ささいなことでも認めよう
――メモをとってもインプットだけで終わり、なかなかアウトプットに結びつけられない人が多いのはなぜでしょうか
人の発言や外からの情報はおもしろいけれど、自分の発想はつまらないという思い込みがあるからではないでしょうか。
しかしそこは開き直って、映画を見ても「感動した」の一言しか書けない自分を認めなければいけないんです。
初めから自分の考えを検閲しないでいいんですよ。「感動した」もアウトプットには変わりないのですから。その良し悪しはさておき、発想する癖をつけておく。どんなにささいなことでも訓練になります。
どんなに情報通でも、「あなたはどう思いますか? 」と聞かれたときに答えられないのなら意味がありません。
ですから「ねぎま式メモ」で使う☆印の主観情報が一番大事なのです。映画を見たり講演やセミナーに行ったりするのは主観情報を出すためです。セミナーの内容を一言一句書き留めることが重要だという考えもありますが、セミナーはお金を出しさえすればまた聞けます。しかしそのときに自分が思ったことは再現できません。一瞬の発想こそがアウトプットですから、何気なく思ったことでいいのです。いきなり立派なことは出てきません。おもしろい本でも、最初は小さなつぶやきみたいなものだったはずです。
「ノートは思考のゴミ箱」ですから、目標やアイデアのほかに、どうでもいいこと、ばからしいこと、人の悪口、妄想でもどんどん書いていいのです。
――悪口や妄想を書いてもいいんですか(笑)
自分に対する検閲をやめると発想が自由になり、アイデアを出せる体質になります。 私がメモをとるようになったのは、ある作家さんから「寝たときに見る夢を書け」と言われたことからです。これも出し癖をつけるためです。
夢は理性と離れたものですから不条理ですし、自分の発想とは思えないこともあります。しかし頭の中では何を考えてもいいわけです。少なくとも頭の中だけはリミッターを解除しておかないと、いざというときに発想が出ません。「あいつを殴ってやりたい」と書いても実際に殴らなければいいのですから(笑)そこで自分はなぜ殴りたいのかと考えればいい。ポジティブシンキングもそれが強迫観念になるといけませんし、そうなるぐらいなら馬鹿げたことを書いてもいいと思っています。
――ノートの上ではすべてが許されている、ということですね
大人でノートに「こういう怪獣がいたらおもしろいなあ」と書く人はほとんどいないでしょう。
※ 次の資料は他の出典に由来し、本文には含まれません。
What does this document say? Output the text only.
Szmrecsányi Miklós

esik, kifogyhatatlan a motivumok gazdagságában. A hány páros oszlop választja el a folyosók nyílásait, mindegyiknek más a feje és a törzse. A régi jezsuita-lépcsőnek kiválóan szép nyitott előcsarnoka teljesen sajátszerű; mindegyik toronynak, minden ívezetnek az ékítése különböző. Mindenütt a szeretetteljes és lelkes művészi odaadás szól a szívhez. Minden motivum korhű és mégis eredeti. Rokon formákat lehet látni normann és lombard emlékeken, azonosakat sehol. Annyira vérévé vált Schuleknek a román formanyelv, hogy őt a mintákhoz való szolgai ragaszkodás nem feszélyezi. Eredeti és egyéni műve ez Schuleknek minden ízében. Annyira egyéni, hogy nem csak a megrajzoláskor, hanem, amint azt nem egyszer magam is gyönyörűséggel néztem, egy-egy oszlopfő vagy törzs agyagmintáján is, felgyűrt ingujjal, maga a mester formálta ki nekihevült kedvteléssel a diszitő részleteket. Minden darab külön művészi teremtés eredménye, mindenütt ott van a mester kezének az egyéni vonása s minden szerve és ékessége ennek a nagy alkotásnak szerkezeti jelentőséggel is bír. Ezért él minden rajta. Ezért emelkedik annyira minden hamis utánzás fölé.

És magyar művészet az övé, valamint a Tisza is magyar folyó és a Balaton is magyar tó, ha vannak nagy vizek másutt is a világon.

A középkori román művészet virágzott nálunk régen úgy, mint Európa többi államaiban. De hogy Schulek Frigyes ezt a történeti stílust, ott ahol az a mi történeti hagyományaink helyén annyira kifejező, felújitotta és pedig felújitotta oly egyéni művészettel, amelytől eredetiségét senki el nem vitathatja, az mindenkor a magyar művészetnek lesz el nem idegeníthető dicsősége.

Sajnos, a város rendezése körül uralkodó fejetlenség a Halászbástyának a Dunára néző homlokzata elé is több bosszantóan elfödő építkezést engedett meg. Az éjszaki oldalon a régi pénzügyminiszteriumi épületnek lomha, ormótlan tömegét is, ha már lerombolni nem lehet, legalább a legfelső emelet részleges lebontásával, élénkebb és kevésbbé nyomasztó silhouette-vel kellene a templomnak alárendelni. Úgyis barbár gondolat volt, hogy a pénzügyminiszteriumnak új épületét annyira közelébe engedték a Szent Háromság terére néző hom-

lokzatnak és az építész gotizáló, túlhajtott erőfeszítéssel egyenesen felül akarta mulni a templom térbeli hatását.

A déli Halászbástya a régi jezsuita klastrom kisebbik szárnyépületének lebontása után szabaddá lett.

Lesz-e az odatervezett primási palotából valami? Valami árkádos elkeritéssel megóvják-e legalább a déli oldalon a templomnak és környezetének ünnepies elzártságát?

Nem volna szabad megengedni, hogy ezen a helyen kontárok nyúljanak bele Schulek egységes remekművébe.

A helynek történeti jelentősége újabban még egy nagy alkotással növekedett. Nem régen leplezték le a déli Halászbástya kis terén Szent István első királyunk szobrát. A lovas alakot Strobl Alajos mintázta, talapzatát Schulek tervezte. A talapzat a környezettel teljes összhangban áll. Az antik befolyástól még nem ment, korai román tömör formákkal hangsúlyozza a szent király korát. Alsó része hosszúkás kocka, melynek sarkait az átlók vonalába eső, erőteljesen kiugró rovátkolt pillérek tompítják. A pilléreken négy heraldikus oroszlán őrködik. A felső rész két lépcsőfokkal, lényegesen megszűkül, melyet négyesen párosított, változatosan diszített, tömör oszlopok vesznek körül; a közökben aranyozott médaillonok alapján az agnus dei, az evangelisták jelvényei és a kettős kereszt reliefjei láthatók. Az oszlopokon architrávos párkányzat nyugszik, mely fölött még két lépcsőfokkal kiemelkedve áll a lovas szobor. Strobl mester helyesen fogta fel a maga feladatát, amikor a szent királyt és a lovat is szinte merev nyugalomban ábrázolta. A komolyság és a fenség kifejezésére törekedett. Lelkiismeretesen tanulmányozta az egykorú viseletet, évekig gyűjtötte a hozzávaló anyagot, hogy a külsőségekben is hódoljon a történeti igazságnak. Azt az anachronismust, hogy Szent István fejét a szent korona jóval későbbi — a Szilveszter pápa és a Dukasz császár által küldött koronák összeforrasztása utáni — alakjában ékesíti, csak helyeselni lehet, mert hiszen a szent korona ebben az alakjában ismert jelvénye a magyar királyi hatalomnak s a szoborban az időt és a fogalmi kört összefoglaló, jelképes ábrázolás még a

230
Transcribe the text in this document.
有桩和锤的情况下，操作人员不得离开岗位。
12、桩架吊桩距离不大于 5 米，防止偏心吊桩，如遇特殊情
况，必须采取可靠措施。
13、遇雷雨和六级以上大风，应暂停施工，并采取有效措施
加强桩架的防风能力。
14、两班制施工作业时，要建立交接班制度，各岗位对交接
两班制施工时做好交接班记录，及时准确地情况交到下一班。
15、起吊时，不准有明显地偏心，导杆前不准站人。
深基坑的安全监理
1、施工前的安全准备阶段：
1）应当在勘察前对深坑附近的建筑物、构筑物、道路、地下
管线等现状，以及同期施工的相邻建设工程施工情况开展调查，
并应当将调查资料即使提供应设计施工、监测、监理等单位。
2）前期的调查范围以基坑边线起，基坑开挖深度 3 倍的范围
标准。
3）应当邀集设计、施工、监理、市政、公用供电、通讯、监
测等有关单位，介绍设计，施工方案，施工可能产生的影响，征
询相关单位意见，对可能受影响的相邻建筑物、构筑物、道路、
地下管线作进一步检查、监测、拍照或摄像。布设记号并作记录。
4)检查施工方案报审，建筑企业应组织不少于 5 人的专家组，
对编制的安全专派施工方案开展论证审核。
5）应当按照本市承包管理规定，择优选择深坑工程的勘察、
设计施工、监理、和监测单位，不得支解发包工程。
しかしそういう発想を自分に許していれば、いつか人をあっと言わせるようなアイデアが生まれるかもしれません。
ふと頭のなかを突飛なアイデアがよぎったとき、「現代社会では無理だなあ」などと制約を設けないことが大切です。こうした子どものような発想は、素直に書いておけばいいのです。もしかしたら技術が進歩したときに作れるようになるかもしれません。今では当たり前とされているコーラでも、最初は理解されなかったと思いますよ。すべてのアイデアは同列線上にあり、ビジネスになる、ならないが初めから決まっているわけではない。ですから、自分由来の情報はどんなものでも貴重なのです。
──奥野さんのノートを拝見すると、本当にいろいろなことが書かれていますね
そうですね。ヤフーオークションで古い百科辞典を買おうとか、帰りにこんにゃくごはんを買っていこうとか(笑)
テレビで世界のドキュメンタリー番組を見て、オーストラリアのダーウィン市で生態系が狂ったという問題から日本の環境を考えたり、昔天王寺動物園にいたライガーという虎とライオンの掛け合せの記事を見つけて貼ったりもします。直接仕事に関係ない情報でも、おもしろいと思ったらすぐ入れておきます。
一見ビジネスに関係なさそうなことにも、重要なアイデアの種が隠されていることがある─ぜひこのことは忘れないでいただきたいですね。